2003 champion Cheruiyot, facing the largest field of top U.S. runners in more than two decades, pulled ahead in the latter stages to overtake fellow Kenyan Benjamin Maiyo and American Meb Keflezighi, lowering the course record by a second.
"I thought maybe I was going to slow down but I was very strong," Cheruiyot told a news conference after winning the $100,000 winner's prize and another $25,000 for setting the record.
It was the 14th time in the last 16 years that a Kenyan has won the world's oldest annually contested marathon.
The 27-year-old finished the 110th edition in an official time of two hours, seven minutes and 14 seconds, beating the previous record set by fellow Kenyan Cosmas Ndeti in 1994.
Kenya's Maiyo finished second in 2:08:21 and Keflezighi, who was born in Eritrea, third in 2:09:56 -- the fastest time for an American in 21 years. Americans Brian Sell finished in fourth place and Alan Culpepper in fifth.
It was the first time three Americans have finished in the top five since 1985. No American has won the race since Greg Myer in 1983.
"The crowd support was unbelievable," Culpepper told a news conference, referring to the U.S. performance. "People were saying 'we believe in you, we believe in you'. We haven't had that in a long time.
"It bodes very well for the future.
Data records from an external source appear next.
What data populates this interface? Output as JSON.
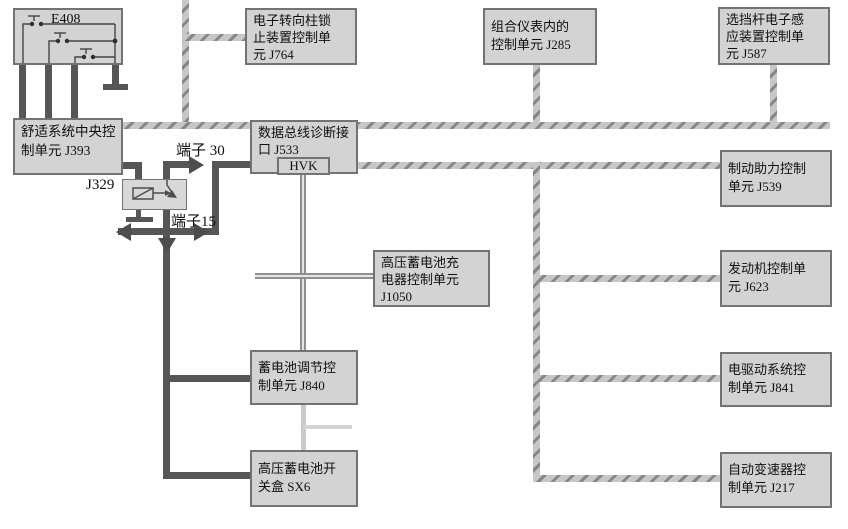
{
  "diagram_title": "",
  "colors": {
    "box_fill": "#d3d3d3",
    "box_border": "#737373",
    "bus_base": "#c7c7c7",
    "bus_hatch": "#868686",
    "power_wire": "#565656",
    "signal_line": "#8f8f8f",
    "light_line": "#c9c9c9",
    "text": "#101010"
  },
  "boxes": {
    "e408": {
      "label": "E408"
    },
    "j393": {
      "l1": "舒适系统中央控",
      "l2": "制单元 J393"
    },
    "j764": {
      "l1": "电子转向柱锁",
      "l2": "止装置控制单",
      "l3": "元 J764"
    },
    "j285": {
      "l1": "组合仪表内的",
      "l2": "控制单元 J285"
    },
    "j587": {
      "l1": "选挡杆电子感",
      "l2": "应装置控制单",
      "l3": "元 J587"
    },
    "j533": {
      "l1": "数据总线诊断接",
      "l2": "口 J533",
      "sub": "HVK"
    },
    "j539": {
      "l1": "制动助力控制",
      "l2": "单元 J539"
    },
    "j1050": {
      "l1": "高压蓄电池充",
      "l2": "电器控制单元",
      "l3": "J1050"
    },
    "j623": {
      "l1": "发动机控制单",
      "l2": "元 J623"
    },
    "j840": {
      "l1": "蓄电池调节控",
      "l2": "制单元 J840"
    },
    "j841": {
      "l1": "电驱动系统控",
      "l2": "制单元 J841"
    },
    "sx6": {
      "l1": "高压蓄电池开",
      "l2": "关盒 SX6"
    },
    "j217": {
      "l1": "自动变速器控",
      "l2": "制单元 J217"
    }
  },
  "labels": {
    "relay": "J329",
    "terminal30": "端子 30",
    "terminal15": "端子15"
  }
}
Three or four years ago I don't know if there would have been so many guys there to pick up the slack."
Cheruiyot, who finished fifth in lastyear's New York City Marathon, put distance between himself and a thinning pack of U.S. runners after Heartbreak Hill, the steepest climb on the course, and was shoulder-to-shoulder at times with Maiyo.
"I like running in the hills. To climb is very easy for me," said Cheruiyot, who moved into the lead at the 21st mile.
Cheruiyot said he deliberately held back because he knew what to expect from the hilly course and closely followed the instructions of his trainer, world record holder Paul Tergat.
In the women's field, Jeptoo overtook last year's New York City Marathon winner Jelena Prokopcuka of Latvia and Reiko Tosa of Japan who dominated the first half of the race.
"I'm happy so much," said the 25-year-old Jeptoo, wearing her green wreath over tinted red hair wound in a bun.
Jeptoo, who won the women's race in her first attempt at a U.S. marathon, clocked an official time of two hours, 23 minutes, 38 seconds, becoming third straight Kenyan woman to win the race.
Her time fell short of the women's course record of 2:20:43 set by Margaret Okayo of Kenya in 2002.
The field of 22,473 runners was the second largest in the history of the race, eclipsed only by the 100th anniversary of the marathon in 1996 when 38,708 people competed.
It kicks off a new era in marathon running by starting a two-year series involving the five big city marathons.
Organisers of the Boston, London, Berlin, Chicago and New York events have combined for a World Marathon Majors series, which will culminate in New York next year with prize money of $500,000 for the overall men's and women's winners.
The Boston win gives Cheruiyot 25 points in the Majors.